To use ViewModelProviders, add the following to dependencies in app/build.gradle:

implementation "android.arch.lifecycle:extensions:1.1.1"
implementation "android.arch.lifecycle:viewmodel:1.1.1"

Note that your MyActivity extends FragmentActivity instead of just extending Activity.

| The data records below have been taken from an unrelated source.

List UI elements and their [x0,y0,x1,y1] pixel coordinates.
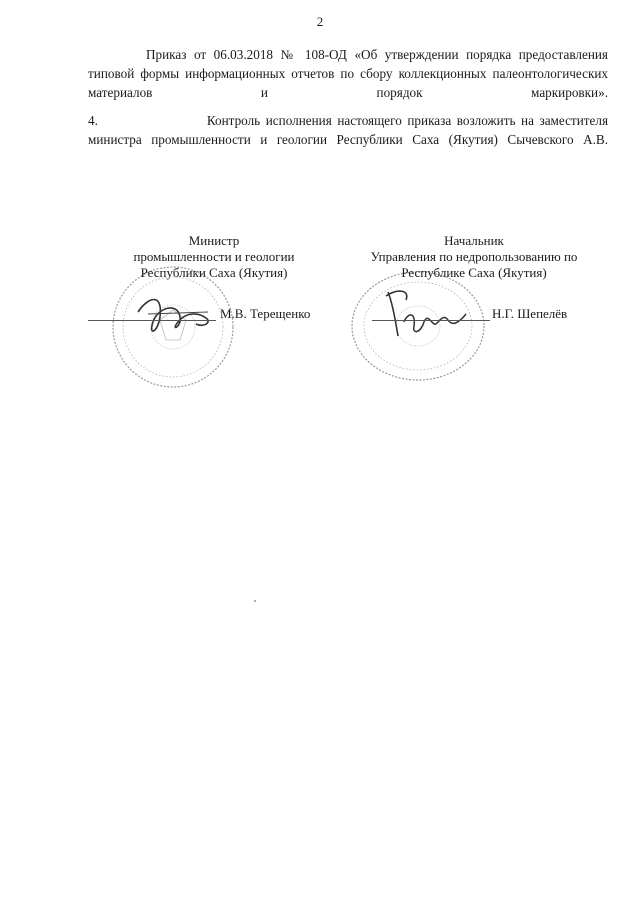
order-reference-paragraph: Приказ от 06.03.2018 № 108-ОД «Об утверждении порядка предоставления типовой формы информационных отчетов по сбору коллекционных палеонтологических материалов и порядок маркировки». [88,47,608,100]
right-title-line-3: Республике Саха (Якутия) [401,265,547,280]
control-paragraph [88,111,608,149]
right-title-line-1: Начальник [444,233,504,248]
right-signatory-name: Н.Г. Шепелёв [492,306,568,321]
scan-speck [254,600,256,602]
item-number: 4. [88,113,98,128]
page-number: 2 [316,14,324,29]
right-signatory-title [345,233,603,281]
left-signatory-title [104,233,324,281]
control-paragraph-text: Контроль исполнения настоящего приказа возложить на заместителя министра промышленности и геологии Республики Саха (Якутия) Сычевского А.В. [88,113,609,147]
right-title-line-2: Управления по недропользованию по [370,249,578,264]
left-signatory-name: М.В. Терещенко [220,306,311,321]
left-title-line-2: промышленности и геологии [133,249,295,264]
left-title-line-1: Министр [188,233,240,248]
left-title-line-3: Республики Саха (Якутия) [140,265,288,280]
right-handwritten-signature [348,264,488,384]
left-handwritten-signature [108,262,238,392]
left-signature-line [88,320,216,321]
right-signature-line [372,320,490,321]
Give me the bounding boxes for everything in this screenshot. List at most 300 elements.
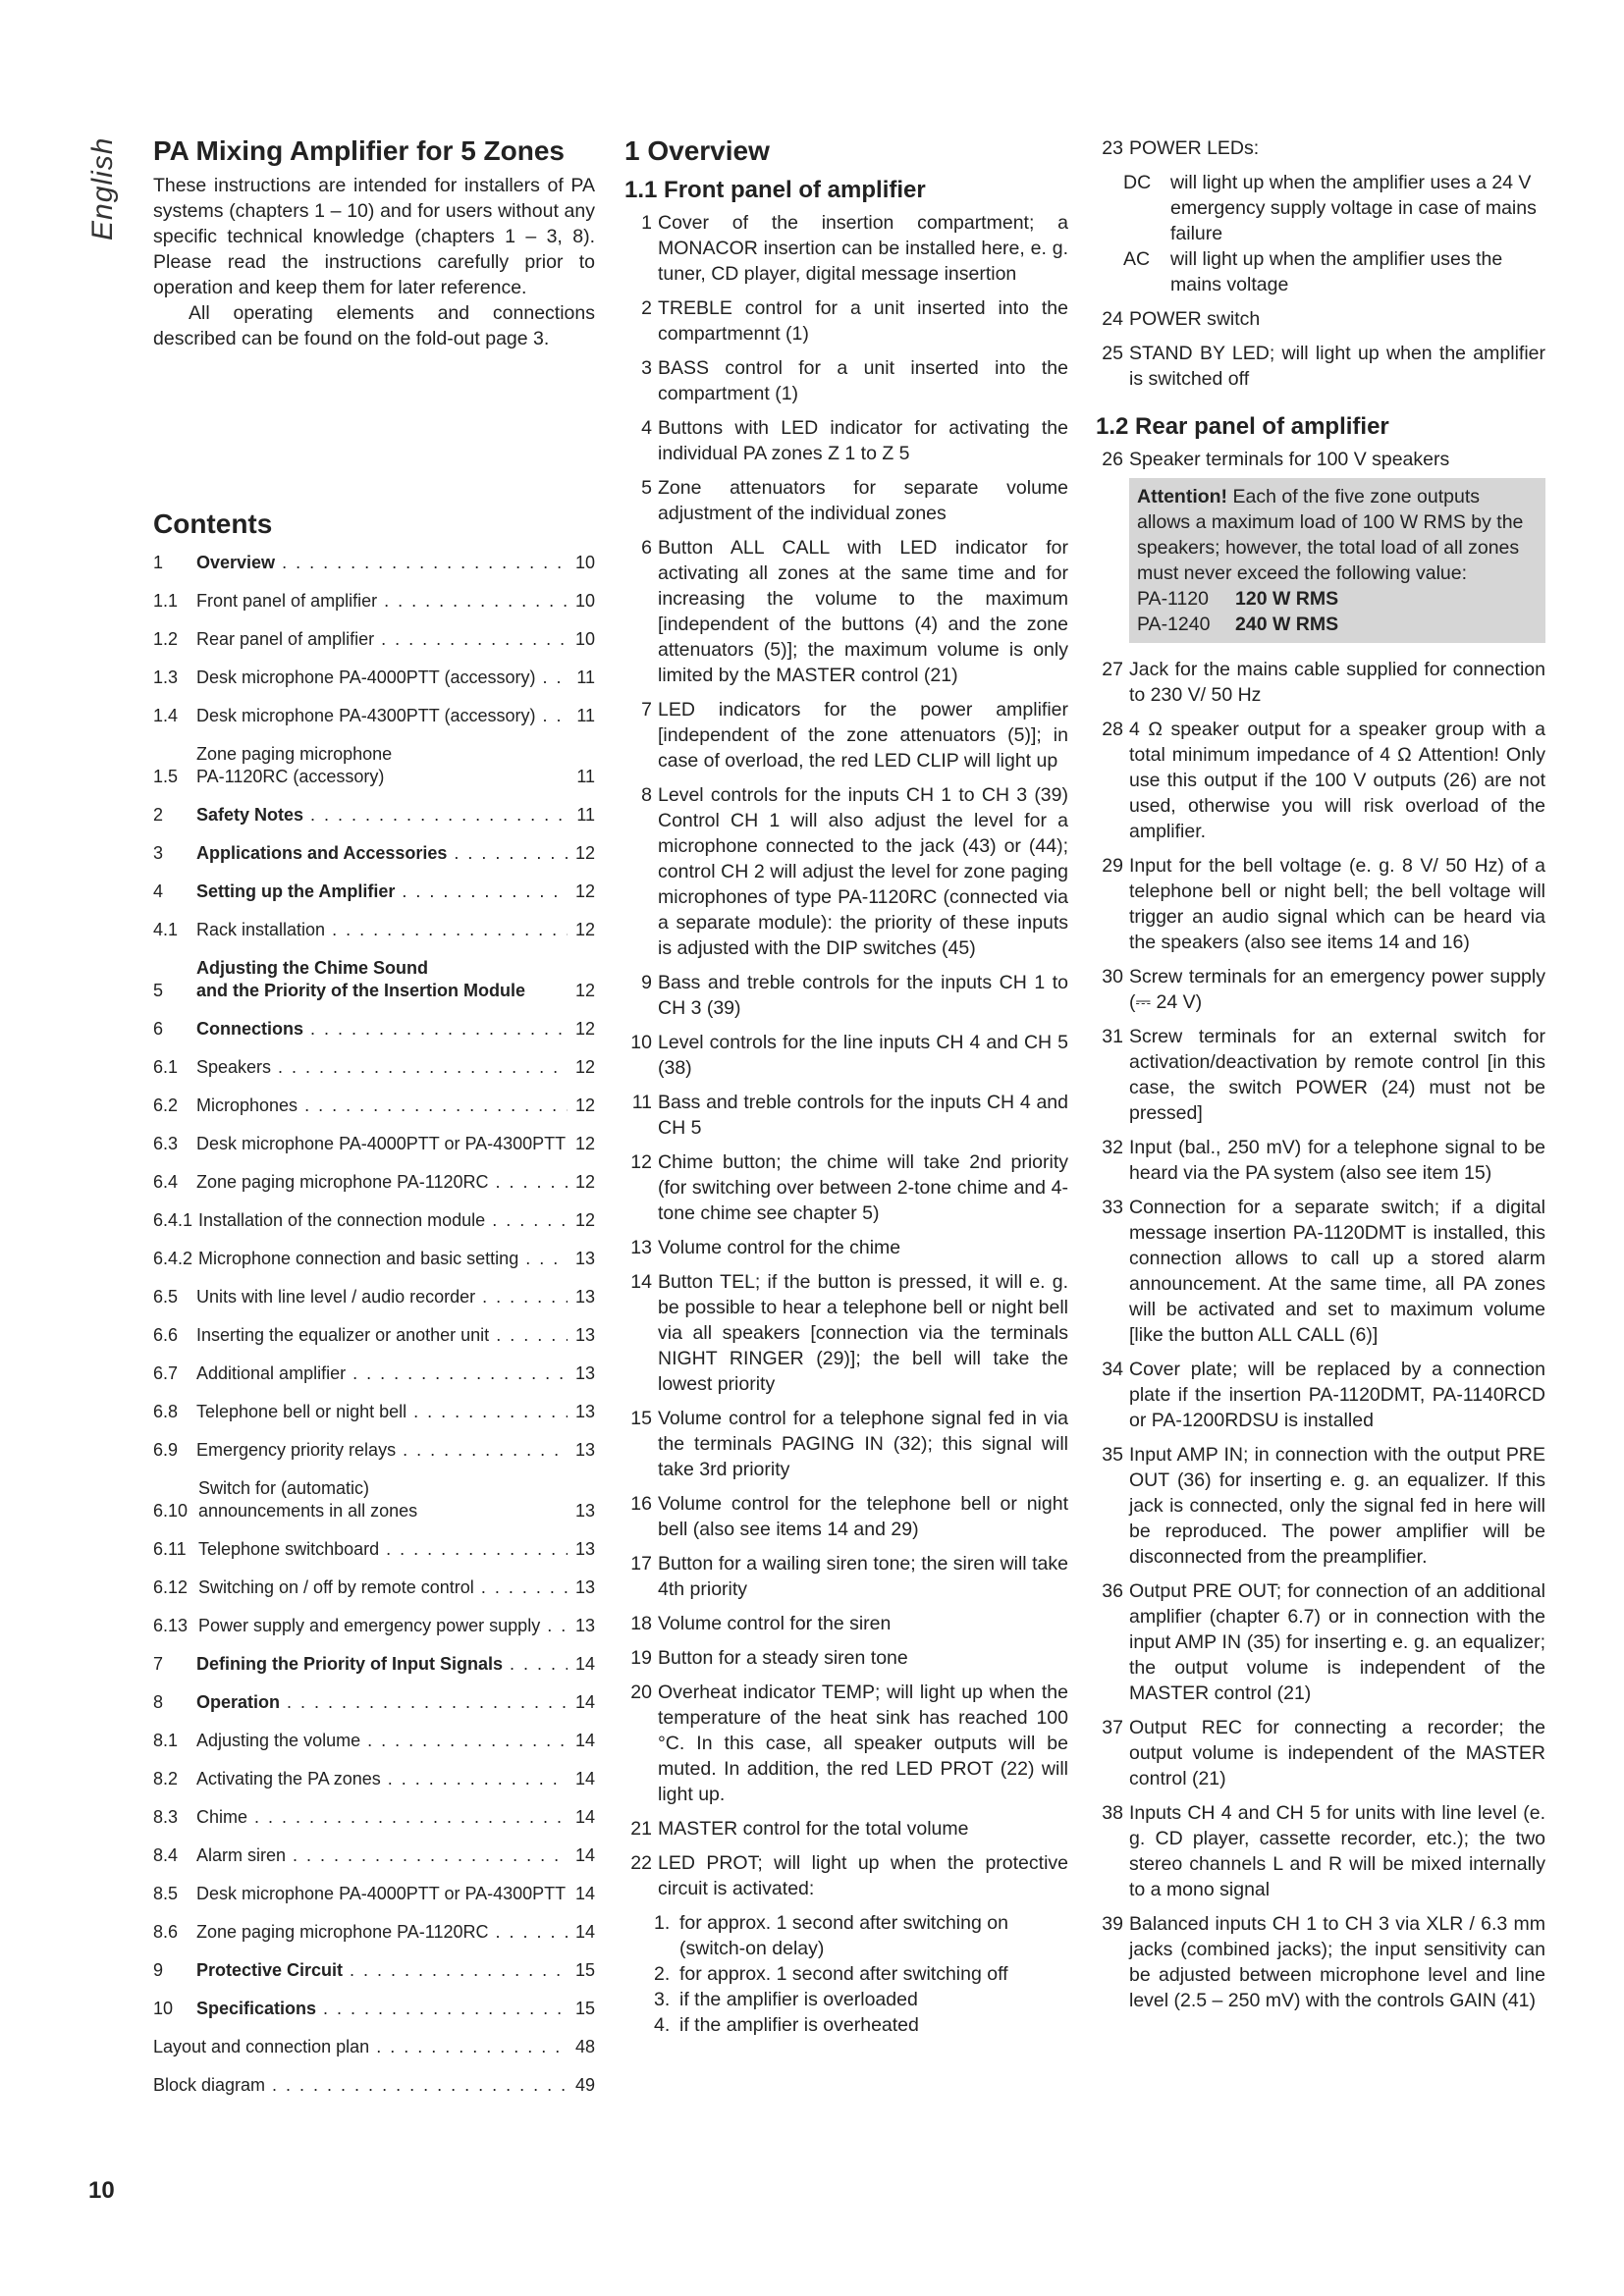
item-number: 26 <box>1102 449 1123 470</box>
item-text: Input (bal., 250 mV) for a telephone signal to be heard via the PA system (also see item 15) <box>1129 1137 1545 1184</box>
toc-number: 4.1 <box>153 920 179 939</box>
item-number: 25 <box>1102 343 1123 364</box>
item-text: Zone attenuators for separate volume adjustment of the individual zones <box>658 477 1068 524</box>
item-text: Volume control for the siren <box>658 1613 892 1634</box>
list-item <box>1096 306 1545 332</box>
item-number: 27 <box>1102 659 1123 680</box>
toc-page: 49 <box>574 2075 595 2095</box>
toc-title: Switching on / off by remote control . . . <box>198 1576 568 1599</box>
toc-page: 14 <box>574 1807 595 1827</box>
table-of-contents <box>153 508 595 2097</box>
item-number: 2 <box>641 297 652 319</box>
toc-number: 4 <box>153 881 164 901</box>
item-text: BASS control for a unit inserted into the compartment (1) <box>658 357 1068 404</box>
sub-key: DC <box>1123 172 1152 193</box>
toc-page: 11 <box>576 667 595 687</box>
toc-number: 6.2 <box>153 1095 179 1115</box>
item-number: 3 <box>641 357 652 379</box>
toc-number: 6.7 <box>153 1363 179 1383</box>
item-text: LED PROT; will light up when the protective circuit is activated: <box>658 1852 1068 1899</box>
toc-title: Desk microphone PA-4300PTT (accessory) . . . <box>196 705 568 727</box>
language-label: English <box>86 136 119 240</box>
item-text: Button TEL; if the button is pressed, it will e. g. be possible to hear a telephone bell or night bell via all speakers [connection via the terminals NIGHT RINGER (29)]; the bell will take the lowest priority <box>658 1271 1068 1395</box>
toc-title: Defining the Priority of Input Signals . . . <box>196 1653 568 1676</box>
toc-page: 14 <box>574 1922 595 1942</box>
item-text: for approx. 1 second after switching off <box>679 1963 1008 1985</box>
toc-page: 14 <box>574 1692 595 1712</box>
document-title: PA Mixing Amplifier for 5 Zones <box>153 135 566 166</box>
list-item <box>624 1551 1068 1602</box>
toc-row <box>153 1691 595 1714</box>
load-value: 240 W RMS <box>1235 614 1339 635</box>
toc-number: 6.1 <box>153 1057 179 1077</box>
list-item <box>624 1680 1068 1807</box>
toc-title: Desk microphone PA-4000PTT or PA-4300PTT . . . <box>196 1883 568 1905</box>
load-row-1 <box>1137 586 1538 612</box>
item-text: POWER LEDs: <box>1129 137 1260 159</box>
toc-page: 14 <box>574 1769 595 1789</box>
toc-title-line: and the Priority of the Insertion Module <box>196 981 526 1000</box>
intro-paragraph-2: All operating elements and connections described can be found on the fold-out page 3. <box>153 302 595 349</box>
toc-page: 14 <box>574 1884 595 1903</box>
toc-number: 1.5 <box>153 767 179 786</box>
item-list-b <box>1096 657 1545 2013</box>
item-number: 11 <box>631 1092 652 1113</box>
list-item <box>1096 1578 1545 1706</box>
item-text: Chime button; the chime will take 2nd priority (for switching over between 2-tone chime and 4-tone chime see chapter 5) <box>658 1151 1068 1224</box>
toc-row <box>153 552 595 574</box>
list-item <box>624 1090 1068 1141</box>
toc-number: 6.9 <box>153 1440 179 1460</box>
item-number: 14 <box>630 1271 652 1293</box>
item-text: Speaker terminals for 100 V speakers <box>1129 449 1450 470</box>
item-number: 8 <box>641 784 652 806</box>
item-number: 15 <box>630 1408 652 1429</box>
toc-title: Telephone switchboard . . . <box>198 1538 568 1561</box>
toc-row <box>153 705 595 727</box>
toc-title: Desk microphone PA-4000PTT (accessory) . . . <box>196 667 568 689</box>
item-number: 10 <box>630 1032 652 1053</box>
front-panel-list <box>624 210 1068 1901</box>
toc-page: 14 <box>574 1731 595 1750</box>
item-number: 36 <box>1102 1580 1123 1602</box>
toc-title: Block diagram . . . <box>153 2074 568 2097</box>
toc-title: Telephone bell or night bell . . . <box>196 1401 568 1423</box>
list-item <box>624 1611 1068 1636</box>
toc-number: 1.1 <box>153 591 179 611</box>
toc-row <box>153 804 595 827</box>
toc-title: Speakers . . . <box>196 1056 568 1079</box>
toc-number: 8.2 <box>153 1769 179 1789</box>
toc-page: 10 <box>574 553 595 572</box>
toc-page: 12 <box>574 1134 595 1153</box>
toc-title: Units with line level / audio recorder . . . <box>196 1286 568 1308</box>
toc-title: Installation of the connection module . . . <box>198 1209 568 1232</box>
toc-number: 1.3 <box>153 667 179 687</box>
toc-title <box>198 1477 568 1522</box>
list-item <box>624 697 1068 774</box>
item-text: Button ALL CALL with LED indicator for activating all zones at the same time and for increasing the volume to the maximum [independent of the buttons (4) and the zone attenuators (5)]; the maximum volume is only limited by the MASTER control (21) <box>658 537 1068 686</box>
item-text: Button for a steady siren tone <box>658 1647 908 1669</box>
toc-title: Additional amplifier . . . <box>196 1362 568 1385</box>
item-text: Output REC for connecting a recorder; the output volume is independent of the MASTER control (21) <box>1129 1717 1545 1789</box>
toc-row <box>153 1362 595 1385</box>
item-number: 17 <box>630 1553 652 1575</box>
item-text: Screw terminals for an external switch for activation/deactivation by remote control [in this case, the switch POWER (24) must not be pressed] <box>1129 1026 1545 1124</box>
front-panel-title: 1.1 Front panel of amplifier <box>624 177 926 203</box>
list-item <box>1096 1911 1545 2013</box>
list-item <box>1096 964 1545 1015</box>
item-text: POWER switch <box>1129 308 1261 330</box>
toc-row <box>153 1998 595 2020</box>
toc-page: 14 <box>574 1845 595 1865</box>
item-number: 1 <box>641 212 652 234</box>
toc-page: 12 <box>574 1095 595 1115</box>
item-number: 5 <box>641 477 652 499</box>
toc-title: Desk microphone PA-4000PTT or PA-4300PTT . . . <box>196 1133 568 1155</box>
toc-title: Zone paging microphone PA-1120RC . . . <box>196 1921 568 1944</box>
item-text: Connection for a separate switch; if a digital message insertion PA-1120DMT is installed, this connection allows to call up a stored alarm announcement. At the same time, all PA zones will be activated and set to maximum volume [like the button ALL CALL (6)] <box>1129 1197 1545 1346</box>
item-text: for approx. 1 second after switching on (switch-on delay) <box>679 1912 1008 1959</box>
list-item <box>1096 1442 1545 1570</box>
item-number: 39 <box>1102 1913 1123 1935</box>
item-list-a <box>1096 306 1545 392</box>
toc-title: Activating the PA zones . . . <box>196 1768 568 1790</box>
toc-number: 6.13 <box>153 1616 189 1635</box>
toc-number: 3 <box>153 843 164 863</box>
model: PA-1120 <box>1137 588 1209 610</box>
toc-number: 1 <box>153 553 164 572</box>
list-item <box>624 1491 1068 1542</box>
toc-title: Applications and Accessories . . . <box>196 842 568 865</box>
toc-page: 12 <box>574 1019 595 1039</box>
toc-title: Safety Notes . . . <box>196 804 568 827</box>
list-item <box>624 355 1068 406</box>
item-text: Jack for the mains cable supplied for connection to 230 V/ 50 Hz <box>1129 659 1545 706</box>
toc-page: 14 <box>574 1654 595 1674</box>
item-text: Buttons with LED indicator for activating the individual PA zones Z 1 to Z 5 <box>658 417 1068 464</box>
toc-title: Protective Circuit . . . <box>196 1959 568 1982</box>
toc-title <box>196 957 568 1002</box>
toc-title: Power supply and emergency power supply . . . <box>198 1615 568 1637</box>
toc-number: 5 <box>153 981 164 1000</box>
toc-number: 6 <box>153 1019 164 1039</box>
list-item <box>624 535 1068 688</box>
list-item <box>624 1961 1068 1987</box>
prot-condition-list <box>624 1910 1068 2038</box>
item-number: 37 <box>1102 1717 1123 1738</box>
list-item <box>624 1235 1068 1260</box>
toc-title: Adjusting the volume . . . <box>196 1730 568 1752</box>
toc-page: 12 <box>574 843 595 863</box>
item-number: 32 <box>1102 1137 1123 1158</box>
list-item <box>1096 853 1545 955</box>
toc-row <box>153 1844 595 1867</box>
toc-row <box>153 590 595 613</box>
list-item <box>624 1149 1068 1226</box>
toc-row <box>153 1806 595 1829</box>
list-item <box>1096 341 1545 392</box>
toc-title-line: Switch for (automatic) <box>198 1478 370 1498</box>
item-text: STAND BY LED; will light up when the amplifier is switched off <box>1129 343 1545 390</box>
toc-row <box>153 1095 595 1117</box>
toc-page: 13 <box>574 1249 595 1268</box>
toc-row <box>153 1439 595 1462</box>
item-number: 31 <box>1102 1026 1123 1047</box>
item-number: 33 <box>1102 1197 1123 1218</box>
item-text: if the amplifier is overheated <box>679 2014 919 2036</box>
load-value: 120 W RMS <box>1235 588 1339 610</box>
item-number: 2. <box>654 1963 671 1985</box>
item-text: LED indicators for the power amplifier [independent of the zone attenuators (5)]; in case of overload, the red LED CLIP will light up <box>658 699 1068 772</box>
list-item <box>624 970 1068 1021</box>
toc-number: 9 <box>153 1960 164 1980</box>
item-number: 29 <box>1102 855 1123 877</box>
toc-number: 8.4 <box>153 1845 179 1865</box>
toc-number: 6.10 <box>153 1501 189 1521</box>
toc-row <box>153 1653 595 1676</box>
toc-title: Specifications . . . <box>196 1998 568 2020</box>
toc-row <box>153 1324 595 1347</box>
list-item <box>1096 1800 1545 1902</box>
item-text: Volume control for a telephone signal fed in via the terminals PAGING IN (32); this signal will take 3rd priority <box>658 1408 1068 1480</box>
item-text: Output PRE OUT; for connection of an additional amplifier (chapter 6.7) or in connection with the input AMP IN (35) for inserting e. g. an equalizer; the output volume is independent of the MASTER control (21) <box>1129 1580 1545 1704</box>
item-text: Inputs CH 4 and CH 5 for units with line level (e. g. CD player, cassette recorder, etc.); the two stereo channels L and R will be mixed internally to a mono signal <box>1129 1802 1545 1900</box>
toc-row <box>153 1883 595 1905</box>
item-text: Level controls for the inputs CH 1 to CH 3 (39) Control CH 1 will also adjust the level for a microphone connected to the jack (43) or (44); control CH 2 will adjust the level for zone paging microphones of type PA-1120RC (connected via a separate module): the priority of these inputs is adjusted with the DIP switches (45) <box>658 784 1068 959</box>
toc-row <box>153 1730 595 1752</box>
toc-page: 10 <box>574 629 595 649</box>
item-text: Volume control for the chime <box>658 1237 901 1258</box>
rear-panel-title: 1.2 Rear panel of amplifier <box>1096 413 1389 440</box>
toc-row <box>153 1286 595 1308</box>
toc-page: 11 <box>576 767 595 786</box>
toc-title: Zone paging microphone PA-1120RC . . . <box>196 1171 568 1194</box>
item-text: Balanced inputs CH 1 to CH 3 via XLR / 6.3 mm jacks (combined jacks); the input sensitivity can be adjusted between microphone level and line level (2.5 – 250 mV) with the controls GAIN (41) <box>1129 1913 1545 2011</box>
toc-row <box>153 1538 595 1561</box>
list-item <box>624 210 1068 287</box>
toc-number: 6.4.2 <box>153 1249 193 1268</box>
toc-number: 6.5 <box>153 1287 179 1307</box>
item-text: Bass and treble controls for the inputs CH 1 to CH 3 (39) <box>658 972 1068 1019</box>
list-item <box>624 1406 1068 1482</box>
item-text: Overheat indicator TEMP; will light up when the temperature of the heat sink has reached 100 °C. In this case, all speaker outputs will be muted. In addition, the red LED PROT (22) will light up. <box>658 1682 1068 1805</box>
language-tab <box>81 137 120 255</box>
item-number: 30 <box>1102 966 1123 988</box>
item-text: if the amplifier is overloaded <box>679 1989 918 2010</box>
toc-number: 2 <box>153 805 164 825</box>
attention-text: Each of the five zone outputs allows a maximum load of 100 W RMS by the speakers; however, the total load of all zones must never exceed the following value: <box>1137 486 1524 584</box>
toc-page: 12 <box>574 920 595 939</box>
list-item <box>624 1910 1068 1961</box>
toc-title-line: Zone paging microphone <box>196 744 393 764</box>
toc-row <box>153 628 595 651</box>
column-intro-contents <box>153 135 595 2112</box>
list-item <box>624 1816 1068 1842</box>
list-item <box>624 1030 1068 1081</box>
toc-row <box>153 1576 595 1599</box>
list-item <box>1096 717 1545 844</box>
overview-title: 1 Overview <box>624 135 770 166</box>
toc-page: 12 <box>574 881 595 901</box>
toc-page: 13 <box>574 1440 595 1460</box>
toc-title-line: announcements in all zones <box>198 1501 418 1521</box>
power-led-ac <box>1096 246 1545 297</box>
list-item <box>624 1850 1068 1901</box>
item-number: 24 <box>1102 308 1123 330</box>
item-text: Button for a wailing siren tone; the siren will take 4th priority <box>658 1553 1068 1600</box>
item-text: Level controls for the line inputs CH 4 and CH 5 (38) <box>658 1032 1068 1079</box>
toc-title: Connections . . . <box>196 1018 568 1041</box>
toc-title: Rack installation . . . <box>196 919 568 941</box>
toc-title: Chime . . . <box>196 1806 568 1829</box>
toc-page: 13 <box>574 1325 595 1345</box>
list-item <box>1096 657 1545 708</box>
toc-row <box>153 842 595 865</box>
toc-page: 15 <box>574 1960 595 1980</box>
toc-number: 8 <box>153 1692 164 1712</box>
item-number: 3. <box>654 1989 671 2010</box>
toc-page: 12 <box>574 981 595 1000</box>
toc-title: Emergency priority relays . . . <box>196 1439 568 1462</box>
item-text: Volume control for the telephone bell or night bell (also see items 14 and 29) <box>658 1493 1068 1540</box>
toc-row <box>153 1056 595 1079</box>
list-item <box>1096 1715 1545 1791</box>
item-number: 18 <box>630 1613 652 1634</box>
toc-page: 13 <box>574 1577 595 1597</box>
toc-number: 6.12 <box>153 1577 189 1597</box>
toc-title <box>196 743 568 788</box>
item-text: Cover of the insertion compartment; a MONACOR insertion can be installed here, e. g. tuner, CD player, digital message insertion <box>658 212 1068 285</box>
item-number: 4 <box>641 417 652 439</box>
item-number: 1. <box>654 1912 671 1934</box>
toc-title: Front panel of amplifier . . . <box>196 590 568 613</box>
toc-title: Layout and connection plan . . . <box>153 2036 568 2058</box>
toc-number: 6.6 <box>153 1325 179 1345</box>
toc-title: Microphones . . . <box>196 1095 568 1117</box>
toc-row <box>153 1018 595 1041</box>
list-item <box>624 1645 1068 1671</box>
toc-number: 8.3 <box>153 1807 179 1827</box>
toc-number: 7 <box>153 1654 164 1674</box>
list-item <box>624 475 1068 526</box>
toc-page: 13 <box>574 1402 595 1421</box>
toc-row <box>153 1768 595 1790</box>
toc-page: 13 <box>574 1616 595 1635</box>
list-item <box>1096 1357 1545 1433</box>
item-text: Input AMP IN; in connection with the output PRE OUT (36) for inserting e. g. an equalizer. If this jack is connected, only the signal fed in here will be reproduced. The power amplifier will be disconnected from the preamplifier. <box>1129 1444 1545 1568</box>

You can read more about ViewModels here:

answered Jan 2, 2019 at 14:06

2 Comments

@JJD I agree with the article you posted, one still has to handle save and restore properly. ViewModel is especially handy if you have large data sets to retain during a state change, such as a screen rotation. I prefer using the ViewModel instead of writing it into Application because it's clearly scoped, and I can have multiple Activities of the same Application behaving correctly.